On the 56th Anniversary of My Father’s Death
We’re proud to feature this poem from Elizabeth J. Coleman’s chapbook On a Saturday in the Anthropocene, which was selected by Olatunde Osinaike as a finalist in The Headlight Review’s Chapbook Contest in the Spring of 2025.
I decide to join the resistance against negativity.
To celebrate that cancer is a chronic illness now.

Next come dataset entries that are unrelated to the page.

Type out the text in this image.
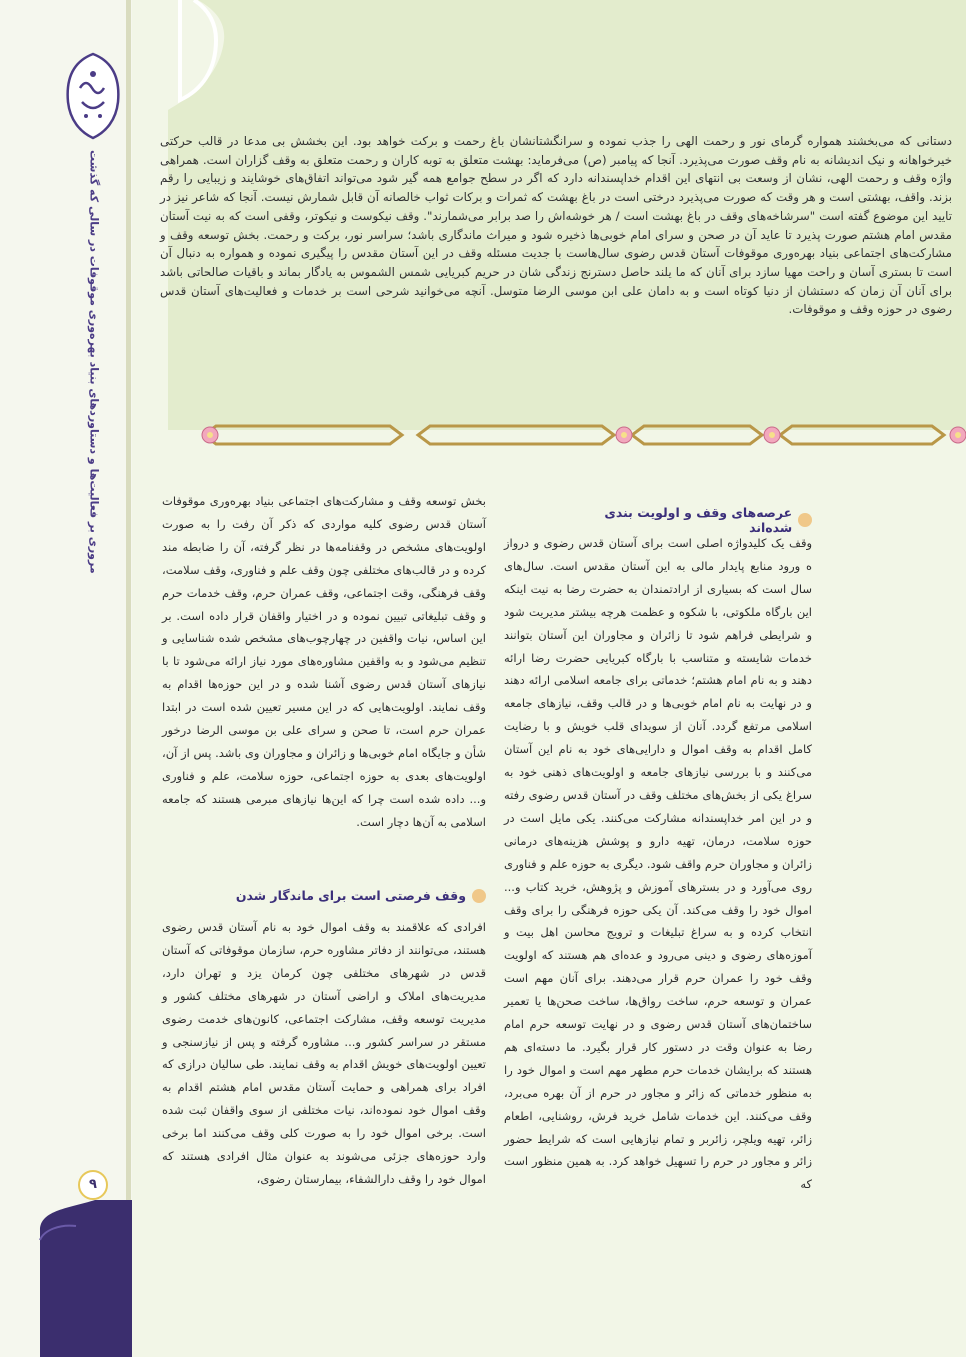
مروری بر فعالیت‌ها و دستاوردهای بنیاد بهره‌وری موقوفات در سالی که گذشت
۹

دستانی که می‌بخشند همواره گرمای نور و رحمت الهی را جذب نموده و سرانگشتانشان باغ رحمت و برکت خواهد بود. این بخشش بی مدعا در قالب حرکتی خیرخواهانه و نیک اندیشانه به نام وقف صورت می‌پذیرد. آنجا که پیامبر (ص) می‌فرماید: بهشت متعلق به توبه کاران و رحمت متعلق به وقف گزاران است. همراهی واژه وقف و رحمت الهی، نشان از وسعت بی انتهای این اقدام خداپسندانه دارد که اگر در سطح جوامع همه گیر شود می‌تواند اتفاق‌های خوشایند و زیبایی را رقم بزند. واقف، بهشتی است و هر وقت که صورت می‌پذیرد درختی است در باغ بهشت که ثمرات و برکات ثواب خالصانه آن قابل شمارش نیست. آنجا که شاعر نیز در تایید این موضوع گفته است "سرشاخه‌های وقف در باغ بهشت است / هر خوشه‌اش را صد برابر می‌شمارند". وقف نیکوست و نیکوتر، وقفی است که به نیت آستان مقدس امام هشتم صورت پذیرد تا عاید آن در صحن و سرای امام خوبی‌ها ذخیره شود و میراث ماندگاری باشد؛ سراسر نور، برکت و رحمت. بخش توسعه وقف و مشارکت‌های اجتماعی بنیاد بهره‌وری موقوفات آستان قدس رضوی سال‌هاست با جدیت مسئله وقف در این آستان مقدس را پیگیری نموده و همواره به دنبال آن است تا بستری آسان و راحت مهیا سازد برای آنان که ما یلند حاصل دسترنج زندگی شان در حریم کبریایی شمس الشموس به یادگار بماند و باقیات صالحاتی باشد برای آنان آن زمان که دستشان از دنیا کوتاه است و به دامان علی ابن موسی الرضا متوسل. آنچه می‌خوانید شرحی است بر خدمات و فعالیت‌های آستان قدس رضوی در حوزه وقف و موقوفات.

عرصه‌های وقف و اولویت بندی شده‌اند

وقف یک کلیدواژه اصلی است برای آستان قدس رضوی و درواز ه ورود منابع پایدار مالی به این آستان مقدس است. سال‌های سال است که بسیاری از ارادتمندان به حضرت رضا به نیت اینکه این بارگاه ملکوتی، با شکوه و عظمت هرچه بیشتر مدیریت شود و شرایطی فراهم شود تا زائران و مجاوران این آستان بتوانند خدمات شایسته و متناسب با بارگاه کبریایی حضرت رضا ارائه دهند و به نام امام هشتم؛ خدماتی برای جامعه اسلامی ارائه دهند و در نهایت به نام امام خوبی‌ها و در قالب وقف، نیازهای جامعه اسلامی مرتفع گردد. آنان از سویدای قلب خویش و با رضایت کامل اقدام به وقف اموال و دارایی‌های خود به نام این آستان می‌کنند و با بررسی نیازهای جامعه و اولویت‌های ذهنی خود به سراغ یکی از بخش‌های مختلف وقف در آستان قدس رضوی رفته و در این امر خداپسندانه مشارکت می‌کنند. یکی مایل است در حوزه سلامت، درمان، تهیه دارو و پوشش هزینه‌های درمانی زائران و مجاوران حرم واقف شود. دیگری به حوزه علم و فناوری روی می‌آورد و در بسترهای آموزش و پژوهش، خرید کتاب و... اموال خود را وقف می‌کند. آن یکی حوزه فرهنگی را برای وقف انتخاب کرده و به سراغ تبلیغات و ترویج محاسن اهل بیت و آموزه‌های رضوی و دینی می‌رود و عده‌ای هم هستند که اولویت وقف خود را عمران حرم قرار می‌دهند. برای آنان مهم است عمران و توسعه حرم، ساخت رواق‌ها، ساخت صحن‌ها یا تعمیر ساختمان‌های آستان قدس رضوی و در نهایت توسعه حرم امام رضا به عنوان وقت در دستور کار قرار بگیرد. ما دسته‌ای هم هستند که برایشان خدمات حرم مطهر مهم است و اموال خود را به منظور خدماتی که زائر و مجاور در حرم از آن بهره می‌برد، وقف می‌کنند. این خدمات شامل خرید فرش، روشنایی، اطعام زائر، تهیه ویلچر، زائربر و تمام نیازهایی است که شرایط حضور زائر و مجاور در حرم را تسهیل خواهد کرد. به همین منظور است که

بخش توسعه وقف و مشارکت‌های اجتماعی بنیاد بهره‌وری موقوفات آستان قدس رضوی کلیه مواردی که ذکر آن رفت را به صورت اولویت‌های مشخص در وقفنامه‌ها در نظر گرفته، آن را ضابطه مند کرده و در قالب‌های مختلفی چون وقف علم و فناوری، وقف سلامت، وقف فرهنگی، وقت اجتماعی، وقف عمران حرم، وقف خدمات حرم و وقف تبلیغاتی تبیین نموده و در اختیار واقفان قرار داده است. بر این اساس، نیات واقفین در چهارچوب‌های مشخص شده شناسایی و تنظیم می‌شود و به واقفین مشاوره‌های مورد نیاز ارائه می‌شود تا با نیازهای آستان قدس رضوی آشنا شده و در این حوزه‌ها اقدام به وقف نمایند. اولویت‌هایی که در این مسیر تعیین شده است در ابتدا عمران حرم است، تا صحن و سرای علی بن موسی الرضا درخور شأن و جایگاه امام خوبی‌ها و زائران و مجاوران وی باشد. پس از آن، اولویت‌های بعدی به حوزه اجتماعی، حوزه سلامت، علم و فناوری و... داده شده است چرا که این‌ها نیازهای مبرمی هستند که جامعه اسلامی به آن‌ها دچار است.

وقف فرصتی است برای ماندگار شدن

افرادی که علاقمند به وقف اموال خود به نام آستان قدس رضوی هستند، می‌توانند از دفاتر مشاوره حرم، سازمان موقوفاتی که آستان قدس در شهرهای مختلفی چون کرمان یزد و تهران دارد، مدیریت‌های املاک و اراضی آستان در شهرهای مختلف کشور و مدیریت توسعه وقف، مشارکت اجتماعی، کانون‌های خدمت رضوی مستقر در سراسر کشور و... مشاوره گرفته و پس از نیازسنجی و تعیین اولویت‌های خویش اقدام به وقف نمایند. طی سالیان درازی که افراد برای همراهی و حمایت آستان مقدس امام هشتم اقدام به وقف اموال خود نموده‌اند، نیات مختلفی از سوی واقفان ثبت شده است. برخی اموال خود را به صورت کلی وقف می‌کنند اما برخی وارد حوزه‌های جزئی می‌شوند به عنوان مثال افرادی هستند که اموال خود را وقف دارالشفاء، بیمارستان رضوی،
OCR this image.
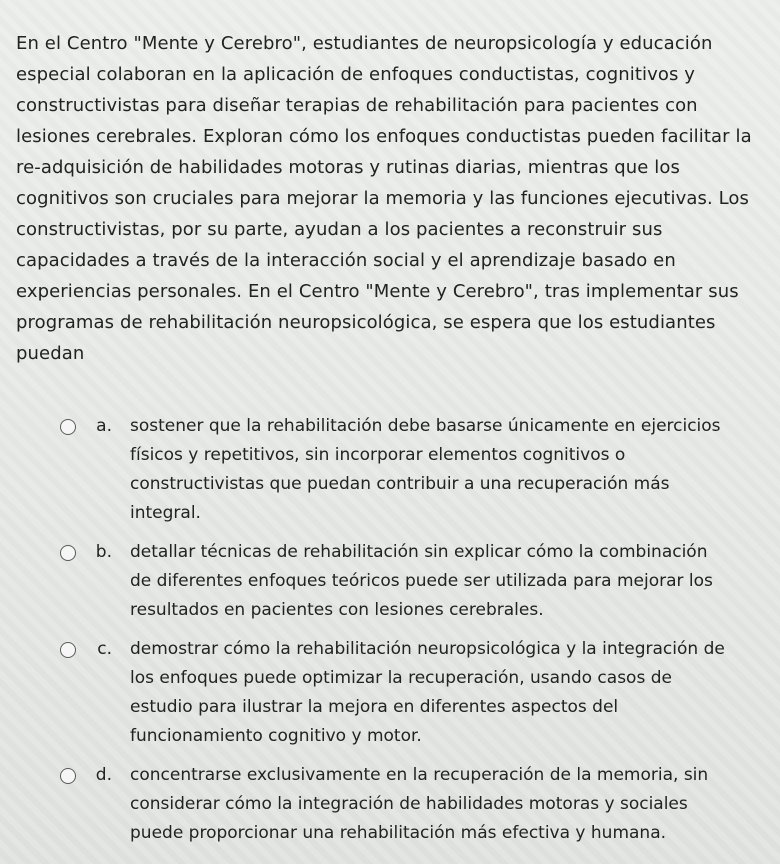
En el Centro "Mente y Cerebro", estudiantes de neuropsicología y educación especial colaboran en la aplicación de enfoques conductistas, cognitivos y constructivistas para diseñar terapias de rehabilitación para pacientes con lesiones cerebrales. Exploran cómo los enfoques conductistas pueden facilitar la re-adquisición de habilidades motoras y rutinas diarias, mientras que los cognitivos son cruciales para mejorar la memoria y las funciones ejecutivas. Los constructivistas, por su parte, ayudan a los pacientes a reconstruir sus capacidades a través de la interacción social y el aprendizaje basado en experiencias personales. En el Centro "Mente y Cerebro", tras implementar sus programas de rehabilitación neuropsicológica, se espera que los estudiantes puedan
a. sostener que la rehabilitación debe basarse únicamente en ejercicios físicos y repetitivos, sin incorporar elementos cognitivos o constructivistas que puedan contribuir a una recuperación más integral.
b. detallar técnicas de rehabilitación sin explicar cómo la combinación de diferentes enfoques teóricos puede ser utilizada para mejorar los resultados en pacientes con lesiones cerebrales.
c. demostrar cómo la rehabilitación neuropsicológica y la integración de los enfoques puede optimizar la recuperación, usando casos de estudio para ilustrar la mejora en diferentes aspectos del funcionamiento cognitivo y motor.
d. concentrarse exclusivamente en la recuperación de la memoria, sin considerar cómo la integración de habilidades motoras y sociales puede proporcionar una rehabilitación más efectiva y humana.
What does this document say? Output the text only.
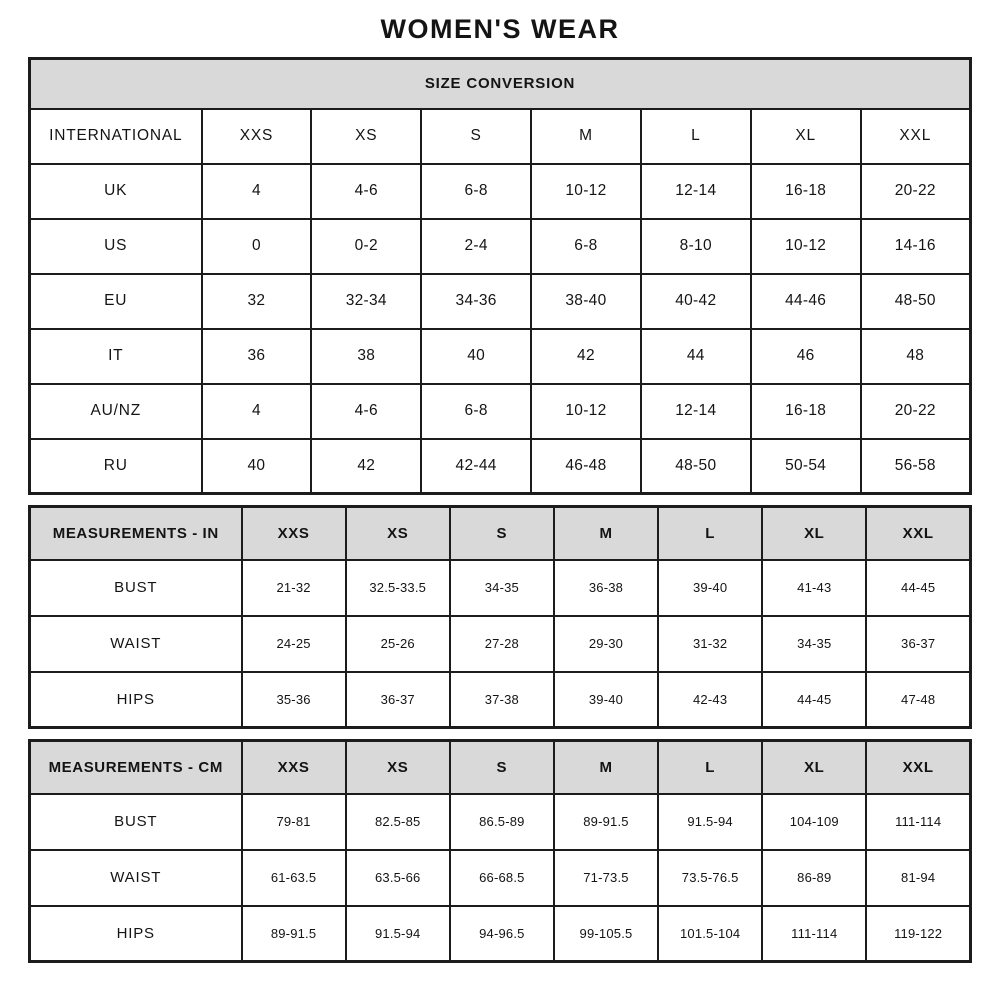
WOMEN'S WEAR
SIZE CONVERSION							
INTERNATIONAL	XXS	XS	S	M	L	XL	XXL
UK	4	4-6	6-8	10-12	12-14	16-18	20-22
US	0	0-2	2-4	6-8	8-10	10-12	14-16
EU	32	32-34	34-36	38-40	40-42	44-46	48-50
IT	36	38	40	42	44	46	48
AU/NZ	4	4-6	6-8	10-12	12-14	16-18	20-22
RU	40	42	42-44	46-48	48-50	50-54	56-58
MEASUREMENTS - IN	XXS	XS	S	M	L	XL	XXL
BUST	21-32	32.5-33.5	34-35	36-38	39-40	41-43	44-45
WAIST	24-25	25-26	27-28	29-30	31-32	34-35	36-37
HIPS	35-36	36-37	37-38	39-40	42-43	44-45	47-48
MEASUREMENTS - CM	XXS	XS	S	M	L	XL	XXL
BUST	79-81	82.5-85	86.5-89	89-91.5	91.5-94	104-109	111-114
WAIST	61-63.5	63.5-66	66-68.5	71-73.5	73.5-76.5	86-89	81-94
HIPS	89-91.5	91.5-94	94-96.5	99-105.5	101.5-104	111-114	119-122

And that an old family friend will be able to live
with his blood cancer, stage four. In my mind,
I bestow on him the joy of knowing his sons’
spouses and children. Then, just as I do every day,
I empty our compost bin into our building's
larger one. Tuesdays the sanitation
department picks the compost up, and, after
a while, the resulting soil will go into New York
City’s parks, or so they say. The songbirds
are returning to Riverside Park, with their
capacity for human speech. My beautiful brown
dove is back, just four feet away, on my office
windowsill, watching me work.
Later we’ll head to Central Park, and, I hope,
come upon the saxophonist playing under
Graywacke Arch. My grandson
will skip over, put money in the case.
Last week, my freckled granddaughter
sold me a hand-painted bookmark
at her Ukraine fundraiser, with pink and blue
flowers, a sun, and a sky of paper white.
And today the woman who owns the frame store
between 95th and 96th on Broadway told me
she wants to go to outer space, as she smiled
from behind the counter in her little shop.
I pictured her en route in her white top,
leopard print leggings and black flats.